Your dog’s fitness coach should give you a specific reason to ask your dog to do an exercise. This is true for any and every exercise. If you ask, “why are we doing Push-Ups?” your trainer should tell you what he or she is looking to achieve from this specific exercise. Why it was chosen as opposed to another exercise. And it should tie into the SMART goal for that workout, for that phase of training, and for that dog. If it does not tie into the goal, why are you spending time teaching it, practicing it and repeating it when you could be doing an exercise that would benefit your dog more? Never do an exercise just because someone else is doing it with their dog. And never, ever do an exercise because it is the latest craze on the internet. Fitness is not about flashy exercises. Sometimes exercises are chosen for reasons other than physical fitness but then these become tricks, and not useful for your goals in fitness.
Reason #6: Your fitness coach cannot determine whether it is a training issue or a physical fitness issue.
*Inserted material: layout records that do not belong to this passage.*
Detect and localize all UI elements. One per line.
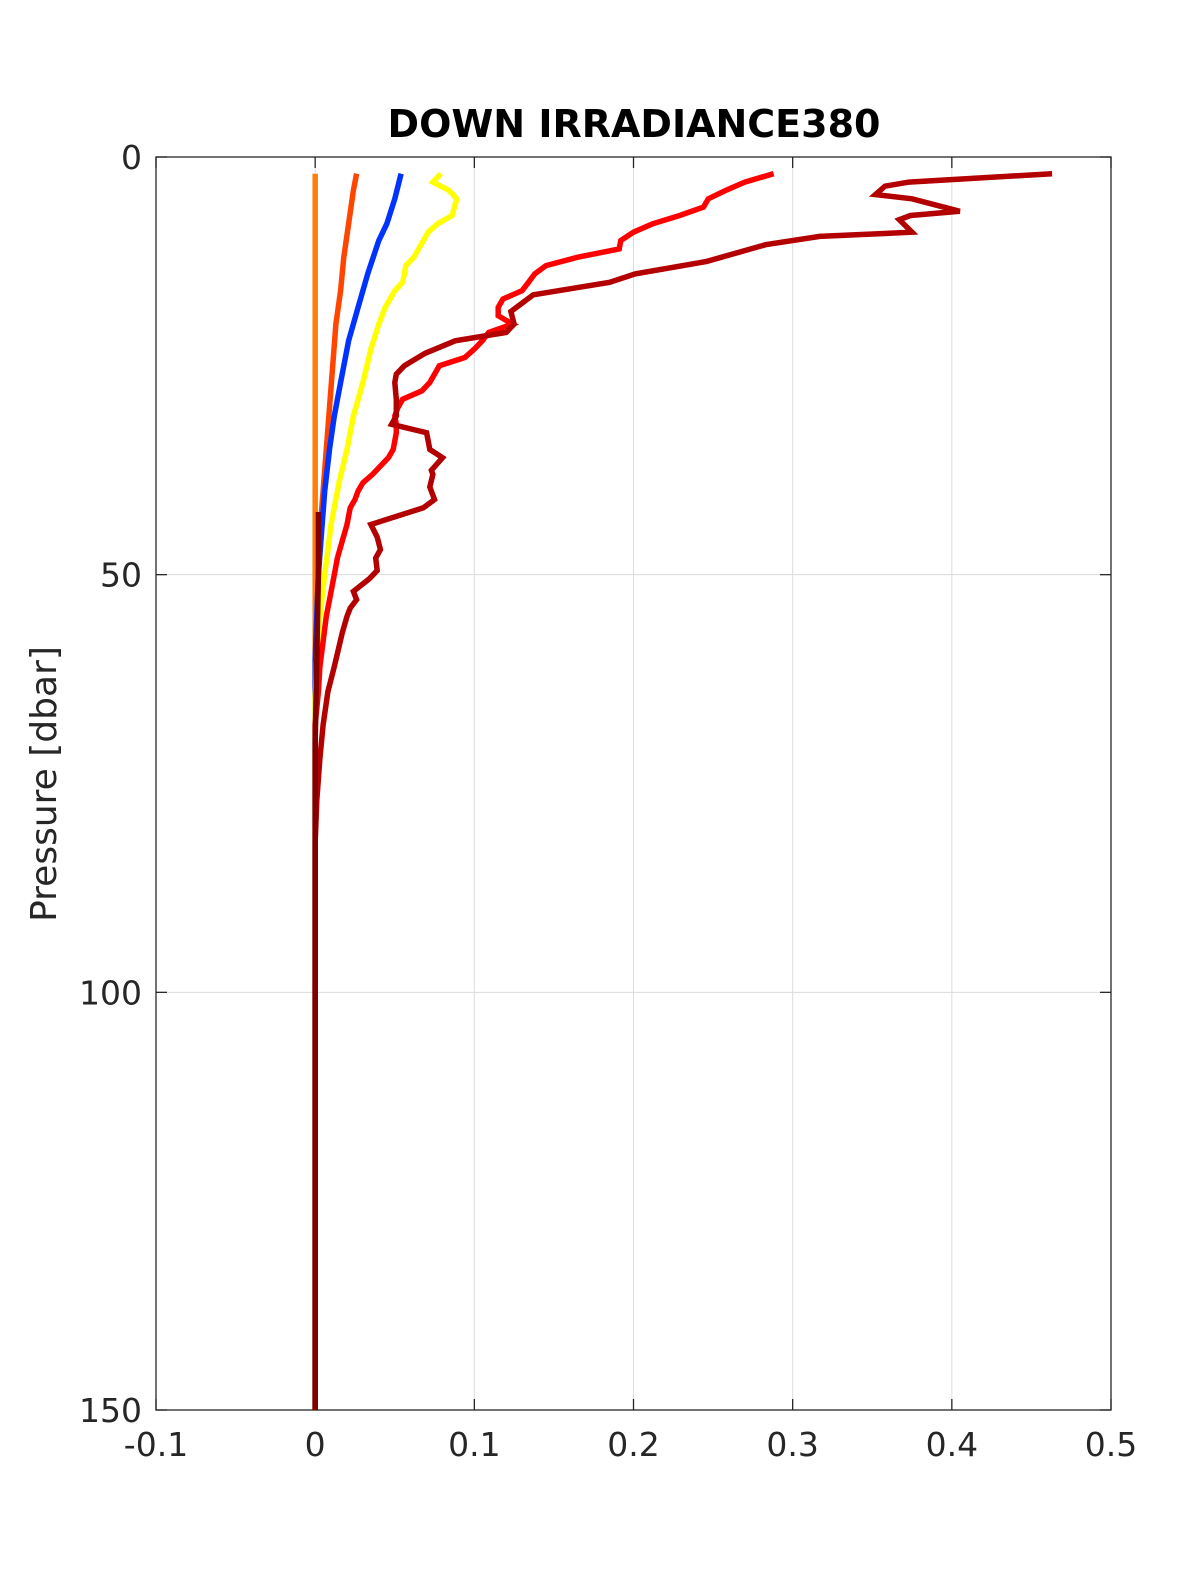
- y-tick-label: 150: [79, 1391, 142, 1430]
- chart-title: DOWN IRRADIANCE380: [388, 102, 881, 146]
- series-lines: [312, 170, 1053, 1410]
- x-tick-label: 0.5: [1085, 1425, 1137, 1464]
- series-line-5: [312, 171, 775, 1410]
- series-line-3: [312, 173, 404, 1410]
- y-tick-label: 0: [121, 138, 142, 177]
- series-line-4: [312, 171, 460, 1410]
- y-axis-title: Pressure [dbar]: [24, 646, 65, 922]
- grid-lines: [155, 156, 1112, 1411]
- x-tick-label: 0.3: [766, 1425, 818, 1464]
- series-line-7: [312, 512, 322, 1410]
- x-tick-label: 0.1: [448, 1425, 500, 1464]
- y-tick-label: 50: [100, 556, 142, 595]
- tick-labels: -0.1 0 0.1 0.2 0.3 0.4 0.5 0 50 100 150: [79, 138, 1137, 1464]
- x-tick-label: 0: [305, 1425, 326, 1464]
- x-tick-label: -0.1: [124, 1425, 188, 1464]
- series-line-2: [312, 173, 360, 1410]
- x-tick-label: 0.4: [926, 1425, 978, 1464]
- x-tick-label: 0.2: [607, 1425, 659, 1464]
- series-line-6: [312, 170, 1053, 1410]
- axis-ticks: [155, 156, 1112, 1411]
- y-tick-label: 100: [79, 973, 142, 1012]
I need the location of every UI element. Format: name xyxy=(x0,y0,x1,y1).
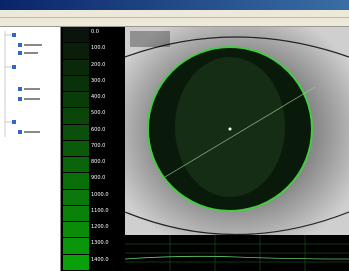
scale-label: 1300.0 xyxy=(91,240,109,246)
scale-swatch xyxy=(63,238,89,253)
scale-swatch xyxy=(63,43,89,58)
tree-items xyxy=(0,27,60,271)
scale-swatch xyxy=(63,108,89,123)
scale-label: 1000.0 xyxy=(91,192,109,198)
eye-image xyxy=(125,27,349,235)
scale-label: 300.0 xyxy=(91,78,105,84)
scale-swatch xyxy=(63,141,89,156)
scale-swatch xyxy=(63,27,89,42)
profile-graph xyxy=(125,235,349,271)
scale-label: 0.0 xyxy=(91,29,99,35)
scale-label: 1200.0 xyxy=(91,224,109,230)
scale-label: 1400.0 xyxy=(91,257,109,263)
scale-swatch xyxy=(63,92,89,107)
scale-swatch xyxy=(63,60,89,75)
scale-label: 600.0 xyxy=(91,127,105,133)
toolbar xyxy=(0,18,349,27)
scale-swatch xyxy=(63,76,89,91)
scale-label: 1100.0 xyxy=(91,208,109,214)
scale-label: 800.0 xyxy=(91,159,105,165)
scale-label: 400.0 xyxy=(91,94,105,100)
scale-swatch xyxy=(63,206,89,221)
tree-panel xyxy=(0,27,61,271)
scale-swatch xyxy=(63,190,89,205)
scale-label: 700.0 xyxy=(91,143,105,149)
color-scale: 0.0 100.0 200.0 300.0 400.0 500.0 600.0 700.0 80… xyxy=(61,27,125,271)
app-window: 0.0 100.0 200.0 300.0 400.0 500.0 600.0 700.0 80… xyxy=(0,0,349,271)
scale-label: 900.0 xyxy=(91,175,105,181)
scale-swatch xyxy=(63,125,89,140)
scale-label: 200.0 xyxy=(91,62,105,68)
title-bar xyxy=(0,0,349,10)
menu-bar xyxy=(0,10,349,18)
scale-swatch xyxy=(63,255,89,270)
scale-swatch xyxy=(63,173,89,188)
scale-label: 500.0 xyxy=(91,110,105,116)
scale-swatch xyxy=(63,222,89,237)
scale-swatch xyxy=(63,157,89,172)
eye-view xyxy=(125,27,349,235)
scale-label: 100.0 xyxy=(91,45,105,51)
graph-plot xyxy=(125,235,349,271)
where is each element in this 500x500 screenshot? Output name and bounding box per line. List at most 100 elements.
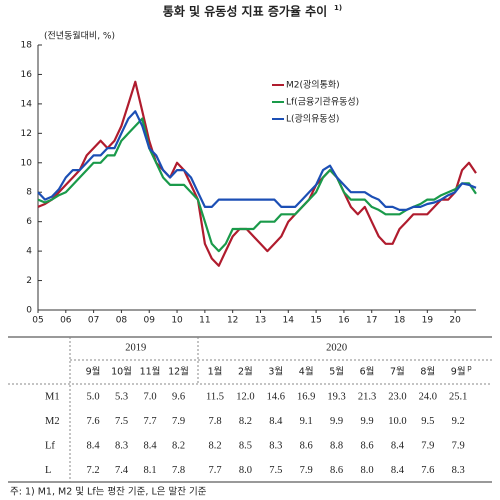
prelim-mark: p xyxy=(467,364,472,372)
table-cell: 8.2 xyxy=(172,440,185,451)
series-line xyxy=(37,80,477,267)
table-cell: 7.9 xyxy=(421,440,434,451)
table-cell: 12.0 xyxy=(236,391,254,402)
x-tick-label: 14 xyxy=(283,316,295,326)
table-cell: 8.4 xyxy=(86,440,100,451)
x-tick-label: 16 xyxy=(338,316,350,326)
x-tick-label: 13 xyxy=(255,316,266,326)
table-cell: 7.8 xyxy=(208,416,221,427)
table-cell: 8.4 xyxy=(269,416,283,427)
x-tick-label: 07 xyxy=(88,316,99,326)
x-tick-label: 08 xyxy=(116,316,128,326)
x-tick-label: 20 xyxy=(449,316,461,326)
table-cell: 19.3 xyxy=(327,391,345,402)
table-cell: 14.6 xyxy=(267,391,285,402)
table-cell: 10.0 xyxy=(388,416,406,427)
month-header: 8월 xyxy=(420,366,435,378)
table-cell: 7.2 xyxy=(86,465,99,476)
x-tick-label: 05 xyxy=(32,316,43,326)
footnote: 주: 1) M1, M2 및 Lf는 평잔 기준, L은 말잔 기준 xyxy=(10,486,207,498)
table-cell: 8.4 xyxy=(143,440,157,451)
table-cell: 7.7 xyxy=(143,416,156,427)
month-header: 11월 xyxy=(140,366,161,378)
table-cell: 8.0 xyxy=(239,465,252,476)
table-cell: 7.6 xyxy=(86,416,99,427)
table-cell: 9.9 xyxy=(360,416,373,427)
x-tick-label: 06 xyxy=(60,316,72,326)
chart-title: 통화 및 유동성 지표 증가율 추이 xyxy=(163,4,327,19)
table-cell: 8.4 xyxy=(391,440,405,451)
year-header: 2020 xyxy=(326,342,347,353)
table-cell: 21.3 xyxy=(358,391,376,402)
month-header: 6월 xyxy=(360,366,375,378)
table-cell: 7.9 xyxy=(172,416,185,427)
table-cell: 8.2 xyxy=(208,440,221,451)
month-header: 7월 xyxy=(390,366,405,378)
table-cell: 8.6 xyxy=(360,440,373,451)
table-cell: 8.2 xyxy=(239,416,252,427)
table-cell: 9.1 xyxy=(300,416,313,427)
month-header: 9월 xyxy=(451,366,466,378)
series-line xyxy=(37,117,477,253)
table-cell: 7.5 xyxy=(115,416,128,427)
month-header: 3월 xyxy=(268,366,283,378)
table-cell: 9.2 xyxy=(452,416,465,427)
y-tick-label: 16 xyxy=(21,70,33,80)
row-label: M2 xyxy=(45,416,60,427)
year-header: 2019 xyxy=(125,342,146,353)
y-tick-label: 2 xyxy=(26,276,32,286)
table-cell: 8.5 xyxy=(239,440,252,451)
table-cell: 9.5 xyxy=(421,416,434,427)
y-label: (전년동월대비, %) xyxy=(44,30,115,42)
table-cell: 5.0 xyxy=(86,391,99,402)
row-label: Lf xyxy=(45,440,55,451)
table-cell: 8.3 xyxy=(115,440,128,451)
table-cell: 7.8 xyxy=(172,465,185,476)
table-cell: 7.9 xyxy=(300,465,313,476)
table-cell: 8.0 xyxy=(360,465,373,476)
table-cell: 7.4 xyxy=(115,465,129,476)
x-tick-label: 10 xyxy=(171,316,183,326)
month-header: 4월 xyxy=(299,366,314,378)
x-tick-label: 19 xyxy=(422,316,434,326)
legend-label: M2(광의통화) xyxy=(286,79,340,91)
table-cell: 7.7 xyxy=(208,465,221,476)
legend-label: L(광의유동성) xyxy=(286,113,339,125)
x-tick-label: 12 xyxy=(227,316,238,326)
month-header: 2월 xyxy=(238,366,253,378)
series-line xyxy=(37,110,477,211)
x-tick-label: 09 xyxy=(144,316,156,326)
table-cell: 8.6 xyxy=(300,440,313,451)
table-cell: 9.9 xyxy=(330,416,343,427)
y-tick-label: 10 xyxy=(21,158,33,168)
table-cell: 7.0 xyxy=(143,391,156,402)
month-header: 10월 xyxy=(111,366,132,378)
y-tick-label: 12 xyxy=(21,129,32,139)
row-label: M1 xyxy=(45,391,60,402)
x-tick-label: 17 xyxy=(366,316,377,326)
table-cell: 8.3 xyxy=(269,440,282,451)
table-cell: 8.8 xyxy=(330,440,343,451)
table-cell: 7.6 xyxy=(421,465,434,476)
y-tick-label: 18 xyxy=(21,41,33,51)
table-cell: 5.3 xyxy=(115,391,128,402)
table-cell: 16.9 xyxy=(297,391,315,402)
table-cell: 8.4 xyxy=(391,465,405,476)
table-cell: 24.0 xyxy=(419,391,437,402)
y-tick-label: 6 xyxy=(26,217,32,227)
x-tick-label: 11 xyxy=(199,316,210,326)
month-header: 5월 xyxy=(329,366,344,378)
y-tick-label: 8 xyxy=(26,188,32,198)
x-tick-label: 15 xyxy=(310,316,321,326)
table-cell: 11.5 xyxy=(206,391,224,402)
table-cell: 25.1 xyxy=(449,391,467,402)
row-label: L xyxy=(45,465,51,476)
y-tick-label: 0 xyxy=(26,306,32,316)
table-cell: 8.1 xyxy=(143,465,156,476)
month-header: 12월 xyxy=(168,366,189,378)
table-cell: 7.9 xyxy=(452,440,465,451)
title-note: 1) xyxy=(334,4,342,12)
month-header: 1월 xyxy=(208,366,223,378)
y-tick-label: 4 xyxy=(26,247,32,257)
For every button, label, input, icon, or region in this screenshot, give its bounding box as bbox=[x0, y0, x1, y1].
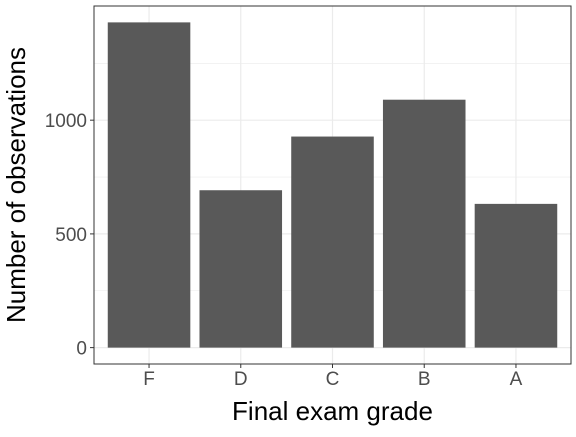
bar-D bbox=[199, 190, 283, 348]
x-tick-label: A bbox=[510, 369, 523, 390]
bar-B bbox=[382, 99, 466, 348]
bar-C bbox=[291, 136, 374, 348]
x-axis-title: Final exam grade bbox=[232, 396, 433, 426]
y-axis-title: Number of observations bbox=[1, 47, 31, 323]
bar-F bbox=[107, 22, 191, 348]
bar-A bbox=[474, 203, 558, 348]
x-tick-label: B bbox=[418, 369, 431, 390]
y-tick-label: 0 bbox=[76, 339, 87, 360]
y-tick-label: 500 bbox=[55, 225, 87, 246]
x-tick-label: F bbox=[143, 369, 155, 390]
bars-layer bbox=[107, 22, 558, 348]
x-tick-label: D bbox=[234, 369, 248, 390]
y-tick-label: 1000 bbox=[45, 111, 87, 132]
x-tick-label: C bbox=[326, 369, 340, 390]
y-axis: 0 500 1000 bbox=[45, 111, 94, 360]
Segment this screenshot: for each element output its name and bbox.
It is your coach’s job to be able to determine if your dog has a lack of understanding on what to do and how to do it versus your dog not having the physical capacity to do it. While it can be tricky to determine at times, it is still ultimately up to your coach to work through the issue and correct it. If your fitness coach cannot correct the issue, then it is up to your coach to choose a different exercise to target the intended aspect of fitness so that your dog can still reach the SMART goal. There is always another exercise or movement that will target the intended muscles, or challenge the balance, or stimulate the nerves in the desired manner. If your fitness coach has sufficient fitness experience (see reason #2) then your coach will be aware of the most common stumbling blocks in learning an exercise and how to address them.
Reason #7: Your fitness coach lumps balance and strength training together.
This may be the single biggest reason to fire your fitness coach.
Without a doubt, balance training and strength training are not the same thing. If your fitness coach cannot or does not do strength training without always involving balance equipment, fire your coach immediately and leave. Strength training has specific goals. Balance training has specific goals. A good coach will know how to separate and train these individually in order to maximize the benefits of each.
Combining the two is known as instability resistance training. This type of training has been shown to reduce the overall power and force production of agonist muscles to 70% of what it could be if done on a stable surface. Additionally, the rate at which the force can be produced is also slowed. Training with reduced force output and a slower rate production is less than advantageous for most athletes, canine or otherwise (Reference Essentials of Strength Training and Conditioning 4th Edition, National Strength & Conditioning Association, Copyright 2016). At the same time, this style of training will increase core activation 30% so it is important to know the reason your fitness coach has chosen to do this type of exercise. If the goal is to strengthen the agonist or prime mover, there are safer, more effective ways to do it- that your coach should know.
While there are other reasons to fire your fitness coach, these 7 are directly related to the coach’s ability to safely, effectively, and efficiently improve your dog’s fitness for sports participation. If your coach does not make the grade, then move on to one who does.